Computational storage with HDF5-UDF



I’m happy to announce the availability of a new experimental backend for HDF5-UDF that lets one populate dataset values using CUDA kernels. Moreover, if the user-defined function happens to take input from other datasets from the HDF5 file, such dependencies are DMA-transferred from disk to the GPU memory using NVIDIA’s GPUDirect Storage.

Here’s a screenshot that gives you an idea of how to use this backend. Note how simple it is to invoke the kernel: the data retrieved with lib.getData() is allocated in GPU memory, so it’s readily available to the CUDA kernel. HDF5-UDF takes care of copying the results from device memory to the host, too, so no explicit calls to NVIDIA APIs are needed to get started.

A current limitation of this implementation is that DMA transfers are only possible if dependencies have a contiguous layout on disk. It would be nice if we had an API such as H5Dget_chunk_offsets(hid_t dset_id) which provided us with the extents where the dataset chunks are stored. If we had that, then we could both DMA-transfer chunked datasets and decompress them in the GPU itself.

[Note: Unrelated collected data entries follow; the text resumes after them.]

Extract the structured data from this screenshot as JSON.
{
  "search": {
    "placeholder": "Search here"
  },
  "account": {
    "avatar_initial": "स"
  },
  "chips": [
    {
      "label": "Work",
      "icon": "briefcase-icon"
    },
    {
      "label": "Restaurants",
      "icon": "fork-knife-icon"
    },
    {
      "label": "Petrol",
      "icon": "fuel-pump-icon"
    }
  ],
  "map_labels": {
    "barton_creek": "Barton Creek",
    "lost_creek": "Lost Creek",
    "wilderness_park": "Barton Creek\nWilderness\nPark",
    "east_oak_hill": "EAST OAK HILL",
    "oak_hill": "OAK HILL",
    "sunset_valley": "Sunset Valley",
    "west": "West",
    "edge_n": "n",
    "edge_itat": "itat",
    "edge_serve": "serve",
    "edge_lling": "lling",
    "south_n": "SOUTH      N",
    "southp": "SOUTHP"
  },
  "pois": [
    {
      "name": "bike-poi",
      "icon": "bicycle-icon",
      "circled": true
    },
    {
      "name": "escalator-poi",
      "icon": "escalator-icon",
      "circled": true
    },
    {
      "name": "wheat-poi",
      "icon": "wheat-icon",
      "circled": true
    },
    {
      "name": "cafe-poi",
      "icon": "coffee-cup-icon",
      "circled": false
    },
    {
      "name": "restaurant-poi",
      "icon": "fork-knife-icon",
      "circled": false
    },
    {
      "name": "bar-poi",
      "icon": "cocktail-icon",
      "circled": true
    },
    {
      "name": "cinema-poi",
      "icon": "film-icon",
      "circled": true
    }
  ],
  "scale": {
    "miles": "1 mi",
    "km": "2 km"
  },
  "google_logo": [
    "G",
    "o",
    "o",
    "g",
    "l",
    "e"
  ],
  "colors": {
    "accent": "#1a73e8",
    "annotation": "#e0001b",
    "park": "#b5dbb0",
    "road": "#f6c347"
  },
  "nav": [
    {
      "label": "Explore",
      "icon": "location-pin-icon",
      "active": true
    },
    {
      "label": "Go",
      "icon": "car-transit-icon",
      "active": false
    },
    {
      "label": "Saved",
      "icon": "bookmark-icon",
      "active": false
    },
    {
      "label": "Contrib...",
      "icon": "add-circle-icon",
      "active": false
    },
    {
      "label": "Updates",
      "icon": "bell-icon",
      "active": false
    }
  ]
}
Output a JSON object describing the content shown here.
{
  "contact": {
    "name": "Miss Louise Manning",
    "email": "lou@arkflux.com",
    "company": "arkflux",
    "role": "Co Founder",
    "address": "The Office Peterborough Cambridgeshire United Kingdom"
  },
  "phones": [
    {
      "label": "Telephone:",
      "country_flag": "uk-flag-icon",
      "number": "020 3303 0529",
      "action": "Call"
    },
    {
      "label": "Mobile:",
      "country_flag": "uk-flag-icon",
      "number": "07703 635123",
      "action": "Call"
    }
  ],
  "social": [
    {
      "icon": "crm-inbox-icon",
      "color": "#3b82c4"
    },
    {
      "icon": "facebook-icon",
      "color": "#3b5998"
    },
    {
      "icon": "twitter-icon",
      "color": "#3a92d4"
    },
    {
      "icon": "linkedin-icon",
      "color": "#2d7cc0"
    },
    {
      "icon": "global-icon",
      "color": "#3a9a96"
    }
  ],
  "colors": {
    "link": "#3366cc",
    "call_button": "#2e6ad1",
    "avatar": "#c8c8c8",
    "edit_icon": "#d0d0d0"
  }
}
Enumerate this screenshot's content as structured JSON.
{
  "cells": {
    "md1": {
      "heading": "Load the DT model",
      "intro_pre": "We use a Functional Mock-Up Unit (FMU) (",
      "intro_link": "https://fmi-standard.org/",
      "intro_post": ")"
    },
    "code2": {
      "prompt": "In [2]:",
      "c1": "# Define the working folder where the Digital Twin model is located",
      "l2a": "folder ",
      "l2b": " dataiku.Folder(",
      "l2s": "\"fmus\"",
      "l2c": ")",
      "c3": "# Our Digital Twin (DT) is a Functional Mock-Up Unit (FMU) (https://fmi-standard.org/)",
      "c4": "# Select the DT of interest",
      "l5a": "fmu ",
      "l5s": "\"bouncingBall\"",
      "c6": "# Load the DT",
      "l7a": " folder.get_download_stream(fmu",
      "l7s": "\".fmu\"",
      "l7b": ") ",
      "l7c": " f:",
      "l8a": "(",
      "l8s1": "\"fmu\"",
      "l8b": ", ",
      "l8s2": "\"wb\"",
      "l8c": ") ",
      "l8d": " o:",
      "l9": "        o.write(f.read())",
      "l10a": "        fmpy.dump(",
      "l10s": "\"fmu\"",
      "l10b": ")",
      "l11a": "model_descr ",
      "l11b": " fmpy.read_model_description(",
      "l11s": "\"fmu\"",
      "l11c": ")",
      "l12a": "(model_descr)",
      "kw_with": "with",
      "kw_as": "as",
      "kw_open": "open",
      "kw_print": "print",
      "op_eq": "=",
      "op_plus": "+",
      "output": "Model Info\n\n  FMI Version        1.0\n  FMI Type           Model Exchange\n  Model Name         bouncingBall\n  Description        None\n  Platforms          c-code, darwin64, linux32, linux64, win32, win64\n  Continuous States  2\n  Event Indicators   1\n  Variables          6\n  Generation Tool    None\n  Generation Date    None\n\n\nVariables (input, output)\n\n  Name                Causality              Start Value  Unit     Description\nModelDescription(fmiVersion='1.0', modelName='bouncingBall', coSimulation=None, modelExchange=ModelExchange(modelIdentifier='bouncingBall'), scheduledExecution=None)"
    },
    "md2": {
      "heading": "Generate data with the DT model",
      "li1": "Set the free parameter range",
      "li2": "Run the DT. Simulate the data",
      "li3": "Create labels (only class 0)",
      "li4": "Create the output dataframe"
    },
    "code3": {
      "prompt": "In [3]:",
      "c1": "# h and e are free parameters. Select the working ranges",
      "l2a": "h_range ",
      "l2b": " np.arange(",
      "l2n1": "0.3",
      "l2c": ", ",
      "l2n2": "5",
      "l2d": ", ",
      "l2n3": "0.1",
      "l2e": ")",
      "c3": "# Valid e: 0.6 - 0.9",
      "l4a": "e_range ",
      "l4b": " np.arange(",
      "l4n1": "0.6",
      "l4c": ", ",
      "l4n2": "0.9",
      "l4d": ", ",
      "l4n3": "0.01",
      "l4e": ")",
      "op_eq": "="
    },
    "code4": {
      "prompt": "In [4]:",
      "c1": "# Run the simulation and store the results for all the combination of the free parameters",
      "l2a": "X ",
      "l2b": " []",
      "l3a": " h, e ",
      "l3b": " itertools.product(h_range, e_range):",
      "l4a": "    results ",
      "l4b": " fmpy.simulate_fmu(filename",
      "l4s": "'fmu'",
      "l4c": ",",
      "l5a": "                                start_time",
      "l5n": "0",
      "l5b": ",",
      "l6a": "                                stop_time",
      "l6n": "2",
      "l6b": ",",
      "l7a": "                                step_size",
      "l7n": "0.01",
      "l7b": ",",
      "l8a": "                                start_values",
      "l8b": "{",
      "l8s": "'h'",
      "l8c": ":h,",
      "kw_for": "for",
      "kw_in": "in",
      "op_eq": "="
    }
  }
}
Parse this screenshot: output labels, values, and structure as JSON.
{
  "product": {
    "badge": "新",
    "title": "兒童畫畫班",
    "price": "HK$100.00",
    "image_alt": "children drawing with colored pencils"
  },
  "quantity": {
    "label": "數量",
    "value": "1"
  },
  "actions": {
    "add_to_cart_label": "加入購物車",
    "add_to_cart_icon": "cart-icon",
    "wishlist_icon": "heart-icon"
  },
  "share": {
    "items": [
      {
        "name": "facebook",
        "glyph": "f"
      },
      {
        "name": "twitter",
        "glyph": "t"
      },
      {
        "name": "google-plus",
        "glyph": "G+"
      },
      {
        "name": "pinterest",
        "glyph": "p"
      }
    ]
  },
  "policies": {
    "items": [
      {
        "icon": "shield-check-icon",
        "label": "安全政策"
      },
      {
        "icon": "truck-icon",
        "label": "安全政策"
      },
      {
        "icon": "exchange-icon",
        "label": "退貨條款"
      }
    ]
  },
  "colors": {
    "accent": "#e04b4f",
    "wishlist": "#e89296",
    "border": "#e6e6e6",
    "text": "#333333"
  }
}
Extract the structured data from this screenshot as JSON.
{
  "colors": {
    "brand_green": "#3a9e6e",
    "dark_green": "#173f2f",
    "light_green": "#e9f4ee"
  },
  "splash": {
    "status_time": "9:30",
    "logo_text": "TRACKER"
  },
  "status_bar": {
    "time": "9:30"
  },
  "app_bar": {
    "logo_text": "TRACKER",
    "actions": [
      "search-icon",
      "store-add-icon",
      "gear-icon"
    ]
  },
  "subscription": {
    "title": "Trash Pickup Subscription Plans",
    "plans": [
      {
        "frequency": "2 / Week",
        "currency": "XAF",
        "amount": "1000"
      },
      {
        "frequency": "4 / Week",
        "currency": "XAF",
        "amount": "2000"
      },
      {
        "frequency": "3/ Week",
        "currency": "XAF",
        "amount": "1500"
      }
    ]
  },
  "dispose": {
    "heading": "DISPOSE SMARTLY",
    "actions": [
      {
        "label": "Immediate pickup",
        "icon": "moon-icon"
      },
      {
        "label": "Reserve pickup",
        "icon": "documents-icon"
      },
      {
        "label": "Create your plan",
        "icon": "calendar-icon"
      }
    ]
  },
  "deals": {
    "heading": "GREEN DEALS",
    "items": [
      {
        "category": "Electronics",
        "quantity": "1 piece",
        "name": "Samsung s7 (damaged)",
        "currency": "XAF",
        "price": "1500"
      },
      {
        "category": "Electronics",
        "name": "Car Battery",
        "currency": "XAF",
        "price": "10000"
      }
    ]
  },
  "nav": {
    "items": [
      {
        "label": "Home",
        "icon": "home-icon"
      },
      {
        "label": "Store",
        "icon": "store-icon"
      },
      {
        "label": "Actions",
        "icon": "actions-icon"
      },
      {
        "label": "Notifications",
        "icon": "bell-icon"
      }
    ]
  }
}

Please visit the project’s GPUDirect Storage branch if you’re interested in testing this feature.

Have fun!


Hi Lucas,

Thank you for the nice new feature! Are you looking for
function? It provides chunk address in the file.



H5D_GET_CHUNK_INFO retrieves the offset coordinates offset, filter mask filter_mask, size size and address addr for the dataset specified by the identifier dset_id and the chunk specified by the index index.The chunk belongs to a set of chunks in the selection specified by fspace_id.If the queried chunk does not exist in the file, the size will be set to 0 and address to HADDR_UNDEF.


Oh, this is brand new information for me – I was unaware of this new API! Yes, H5D_GET_CHUNK_INFO should definitely do it. I will look into incorporating support for chunked datasets soon.

Thanks for the pointer!